Biomonitoring

There are five methods to monitor exposure to toluene (Angerer and Krämer, 1997). These are measurement of:

• Toluene in expired air (Nomiyama and Nomiyama, 1974; Brugnone et al., 1976; Övrum et al., 1978; Apostoli et al., 1982; Monster et al., 1993)

• Toluene in blood (Brugnone et al., 1976; Brugnone et al., 1986; Campbell et al., 1987; Gill et al., 1988; Pekari et al., 1989; Kawai et al., 1994)

• Toluene in urine (Ghittori et al., 1987; Monster et al., 1993)

• Hippuric acid in urine (Caperos and Fernandez, 1977; Kira, 1977; Apostoli et al., 1982; De Rosa et al., 1987)

• Ortho-cresol (but not para- or meta-cresol) in urine (Truchon et al., 1996; Angerer and Krämer, 1997). The current ACGIH recommendations for biological exposure indices are listed in Table 21.1.

Table 21.1 Biological exposure indices for toluene (ACGIH, 2000)

Determinant

Sampling time

Biological exposure index (BEI)

o-cresol in urine

end of shift

0.5 mg/l

hippuric acid in urine

end of shift

1.6 g/g creatinine

toluene in blood

prior to last shift of workweek

0.05 g/l

Diet can affect the urinary concentration of hippuric acid. Benzoic acid and benzoic acid precursors (which are metabolised to hippuric acid) are present in food and drink (e.g., fish and egg products and soft drinks), particularly as preservatives. Benzoic acid is also formed from the amino acid phenylalanine. In the case of occupational exposure it may be impossible to eliminate the effect of diet when estimating the individual uptake of toluene using the urinary hippuric acid concentration (Campbell et al., 1987; Löf, et al., 1993; Angerer and Krämer, 1997). This is particularly a problem at low exposure concentrations (Campbell et al., 1987). In addition, the concentration of hippuric acid in the urine may be increased in individuals taking drugs which induce liver enzymes (e.g., phenobarbital) (Cohr and Stokholm, 1979).
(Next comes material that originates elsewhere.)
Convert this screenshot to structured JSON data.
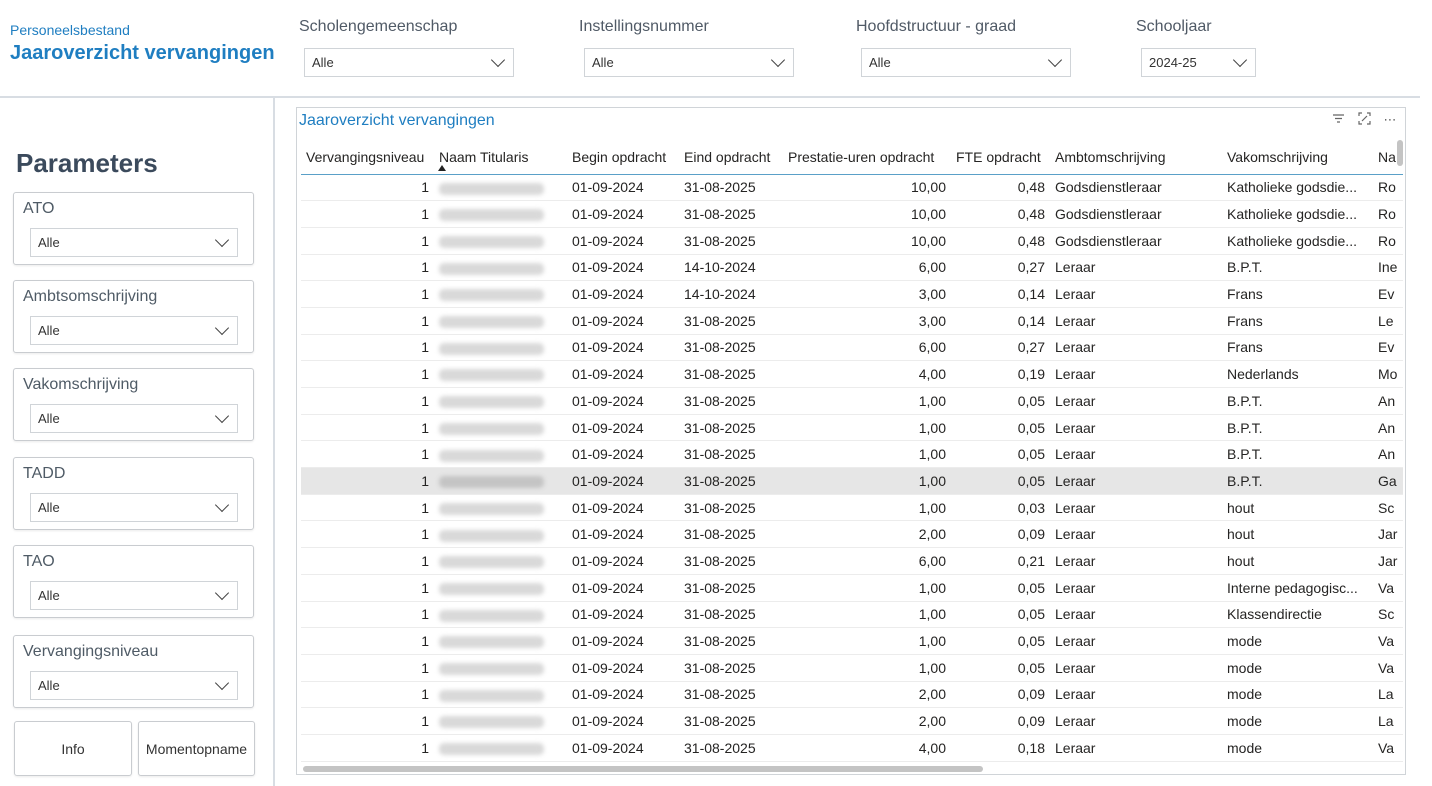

Ortho-cresol is not a normal constituent of urine and normal concentrations are less than 0.9 |imol/l (Truchon et al., 1996). However, the concentration can vary and smokers have a 3-4-fold increase of ortho-cresol in urine (Nise, 1992).

Para-cresol is a normal constituent of urine, probably due to metabolism of the amino acid tyrosine (Angerer and Krämer, 1997). In 85 volunteers the urinary p-cresol concentration varied from 3.3-63 mg/g creatinine (Meulenbelt et al., 1990). Another study found that non-exposed individuals excreted up to 29 mg/l of p-cresol in urine (Woiwode et al., 1979). Consequently, p-cresol is not a suitable index of toluene exposure (Meulenbelt et al., 1990).

Although m-cresol is not a normal constituent of urine, it is usually only found following exposure to a high concentration of toluene (Meulenbelt et al., 1990). The concentration of m-cresol is usually much less than that of o- or p-cresol and it cannot be used as a biological indicator of low-level exposure. However, it was detected in 10 workers exposed to an average concentration of 280 ppm (range 100-600 ppm) of toluene, but did not correlate with toluene exposure (Woiwode et al., 1979).

There was also no correlation between air concentrations of toluene and o- or p-cresol in the urine (Woiwode et al., 1979). Urinary concentrations of hippuric acid and o-cresol have been correlated to air concentrations of toluene, but the correlation was weaker for o-cresol (De Rosa et al., 1987). Another study in volunteers exposed to a range of toluene concentrations found that urinary o-cresol concentrations were highly correlated with toluene exposure (Truchon et al., 1996).

Differences in methods of extraction and analysis (Angerer and Krämer, 1997) and co-exposure to other solvents may be a factor in the variation in results reported in different studies.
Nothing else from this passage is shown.